Have you ever been the person who’s never experienced grief before and are at a funeral to show support? I have. And I’m sure I’ve put my foot in my mouth before. Perhaps you have experienced loss, but are just unsure what to say.
A person’s journey through grief and the loss of someone, especially someone close, is incredibly unique and personal. Even comments made with good intentions can hurt a grieving family member or friend. Christian grief counseling training can help you to know what to say and it’s good to know what to say, but sometimes it’s just as important to know what NOT to say.
Below are 5 comments to avoid when talking with someone who is grieving…and some ideas of what to say or do instead.
1. You’re Young, You’ll Get Married Again.
The pain of losing a spouse is such a harsh sting. Though you might find solace in thinking of how this pain won’t last forever and you won’t be alone forever, this statement feels quite irreverent and dismissive of the dearly departed and isn’t usually on a grieving widow/er’s mind in the weeks following their spouse’s death. To show your support and care for them, ask the bereaved if they will need any help around the house or make a meal for them since grieving can really drop your energy and motivation levels.
2. Your Child Won’t Remember, They’re So Young
In the same vein as the comment above, some might say “Oh, Emily’s so young, she won’t remember her dad’s death”. As Emily’s mom, that would really hurt me to think of my daughter not remembering her dad and all of the fun and love they shared. Again, this can feel dismissive of the passed loved one and their impact on the bereaved family’s lives. Try to support them by offering your condolences, and if you’d like to go the extra mile, maybe offer to babysit for the newly single parent so they can do something as simple as run errands without the hassle of bringing young children.
3. God/Heaven Needed Another Angel
So, this cliché is problematic for a couple of reasons. One is that it’s not at all biblically based. If your loved one has accepted Jesus as their savior into their heart and life, then they will surely be praising Him in heaven, but it does not equate to becoming an angel. The second reason is that to the sensitive soul of a person in mourning, the response to this would be, “well why didn’t He just make another angel instead of taking my loved one?” Try instead to offer your condolences, and if it’s appropriate offer some help. If this person is in your church congregation, you could even look into Christian grief counseling training for your pastor or the grief and loss group curriculum your church could offer.

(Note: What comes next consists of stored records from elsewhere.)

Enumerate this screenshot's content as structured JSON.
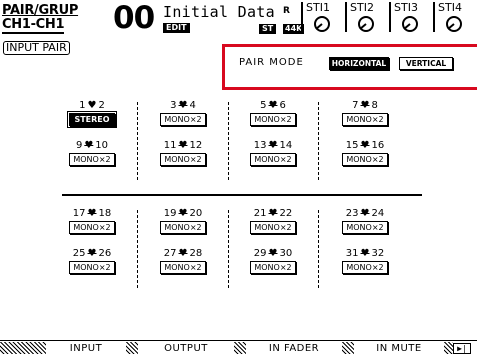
{
  "header": {
    "page_title_line1": "PAIR/GRUP",
    "page_title_line2": "CH1-CH1",
    "scene_number": "00",
    "scene_name": "Initial Data",
    "edit_badge": "EDIT",
    "protect_icon": "R",
    "st_badge": "ST",
    "rate_badge": "44K",
    "st_inputs": [
      {
        "label": "STI1",
        "icon": "knob-icon"
      },
      {
        "label": "STI2",
        "icon": "knob-icon"
      },
      {
        "label": "STI3",
        "icon": "knob-icon"
      },
      {
        "label": "STI4",
        "icon": "knob-icon"
      }
    ]
  },
  "panel": {
    "tag": "INPUT PAIR",
    "pair_mode_label": "PAIR MODE",
    "mode_horizontal": "HORIZONTAL",
    "mode_vertical": "VERTICAL",
    "selected_mode": "HORIZONTAL"
  },
  "pairs": [
    {
      "a": "1",
      "b": "2",
      "state": "STEREO",
      "linked": true
    },
    {
      "a": "3",
      "b": "4",
      "state": "MONO×2",
      "linked": false
    },
    {
      "a": "5",
      "b": "6",
      "state": "MONO×2",
      "linked": false
    },
    {
      "a": "7",
      "b": "8",
      "state": "MONO×2",
      "linked": false
    },
    {
      "a": "9",
      "b": "10",
      "state": "MONO×2",
      "linked": false
    },
    {
      "a": "11",
      "b": "12",
      "state": "MONO×2",
      "linked": false
    },
    {
      "a": "13",
      "b": "14",
      "state": "MONO×2",
      "linked": false
    },
    {
      "a": "15",
      "b": "16",
      "state": "MONO×2",
      "linked": false
    },
    {
      "a": "17",
      "b": "18",
      "state": "MONO×2",
      "linked": false
    },
    {
      "a": "19",
      "b": "20",
      "state": "MONO×2",
      "linked": false
    },
    {
      "a": "21",
      "b": "22",
      "state": "MONO×2",
      "linked": false
    },
    {
      "a": "23",
      "b": "24",
      "state": "MONO×2",
      "linked": false
    },
    {
      "a": "25",
      "b": "26",
      "state": "MONO×2",
      "linked": false
    },
    {
      "a": "27",
      "b": "28",
      "state": "MONO×2",
      "linked": false
    },
    {
      "a": "29",
      "b": "30",
      "state": "MONO×2",
      "linked": false
    },
    {
      "a": "31",
      "b": "32",
      "state": "MONO×2",
      "linked": false
    }
  ],
  "tabs": [
    {
      "label": "INPUT",
      "active": true
    },
    {
      "label": "OUTPUT",
      "active": false
    },
    {
      "label": "IN FADER",
      "active": false
    },
    {
      "label": "IN MUTE",
      "active": false
    }
  ],
  "next_tab_icon": "next-page-icon",
  "colors": {
    "highlight_border": "#d8091f",
    "ink": "#000000",
    "paper": "#ffffff"
  }
}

4. They’re Your Guardian Angel Now
Just like in #3, this cliché is often said with good intentions to make the mourning family feel better, but it is just not biblically based. Psalm 91:1-16 tells us that God is our protector, not angels. Angels are merely servants of the Lord (Psalm 103:20). Surely, we carry the love of and for our passed loved ones in our hearts with us, but the Bible tells us where they go when they physically leave the earth and is always a good guide for those in mourning. You can remind them of Jesus’ promise of the resurrection and just be in the moment with them or point them in the direction for guidance through this trying time in their lives.
5. I Know How You’re Feeling
If you’ve experienced grief before and wish to impart some wisdom on your friend in mourning, you may feel inclined to say, “I know how you feel.” It comes off as insensitive and dismissive of their own uniquely personal grief journey. You don’t know how they feel. You know how you felt. Instead, try saying, “I lost my mom in 2006, if you need to talk about your grieving process, let me know, and we can talk when you’re ready”.